Joguei o frasco para ela. Ela o abriu sem demora. O conteúdo flutuou no ar e ela o apanhou outra vez. Os ferimentos visíveis se fecharam sem deixar vestígios, mas os ferimentos de suas costas apenas cicatrizaram.
― É, imaginei que fosse possível. ― Gustavo se pronunciou ― Sinto muito, não conseguimos recuperar suas asas.
― Tudo bem. Eu fico feliz em estar viva.
― Essa é uma garota positiva! ― comentei, sorrindo.
Silêncio. Ela se sentou ao meu lado.
― Eu posso pedir mais uma coisa?
― Pode.
― É que... Meu pai era um caçador, ao menos é o que minha mãe diz, e... Eu queria aprender.
― Aprender a caçar? ― perguntei
― É. ― ela respondeu ― Quero fazer pelos outros o que fizeram por mim... Eu sou assim.
Sorri.
― Bem, o padrinho bem dizia que já estava na hora de eu encontrar alguém para ensinar o que eu sei.
VI
Deixamos a garota em casa, com meu número de celular. Ela me ligaria assim que estivesse preparada para a primeira aula de caça. Falei com sua mãe, ela ― além de bonita ― compreendeu o desejo da filha, nos agradeceu pelo que fizemos. Ganhamos um pedaço de bolo estranho, mas gostoso do mesmo jeito.
Gustavo continuava quieto o dia todo.
Sentei-me de volta no sofá, acendendo, finalmente, o cigarro que queria acender. Traguei-o lentamente, apreciando a nicotina preencher meu corpo e, com a fumaça fora de meus pulmões, perguntei:
― Qual o lance, cara?
― A bruxa.
― O que tem ela?
― Ela me mostrou o que não consegui ver quando o elo estava funcionando. ― ele respondeu ― Eu vi sua mente, como ela aparece para você.
― Ah, só isso?
― Não é assustador?
― Não sei, depois de alguns anos eu me acostumei.
― Como você consegue lidar com vozes tão diferentes o tempo todo falando com você?
― Eu bebo... Me ajuda a manter elas quietas, ou pelo menos me ajuda a não ouvir aquele lado da mente... O Monstro.

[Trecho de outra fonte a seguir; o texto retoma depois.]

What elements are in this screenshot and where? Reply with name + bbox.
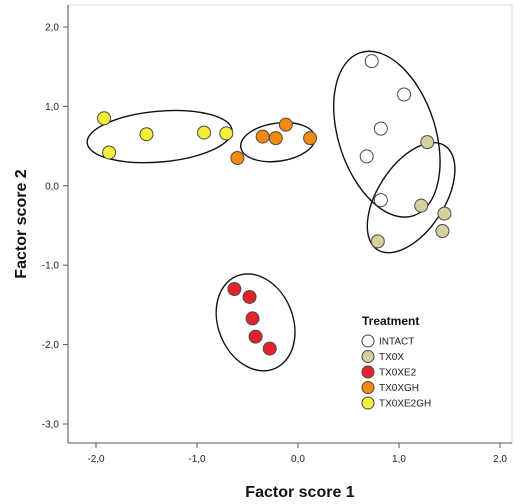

― Bem, você não é um monstro, amigo.
― Eu sei disso, Martins! ― retruquei ― Já passei muitos anos achando que era, mas eu sei que não sou um monstro. Eu escolhi não ser. E é isso que me basta.
― Se você diz.
Silêncio.
Batidas na porta. Ela abriu sem que Gustavo tivesse levantado, era Carlos Frank. Ele sorria, como sempre, e sentou-se conosco:
― Senhores! A diversão voltou a cidade! O que eu perdi nesse meio tempo?

E toda a nossa aventura foi relatada ao Mago Etéreo.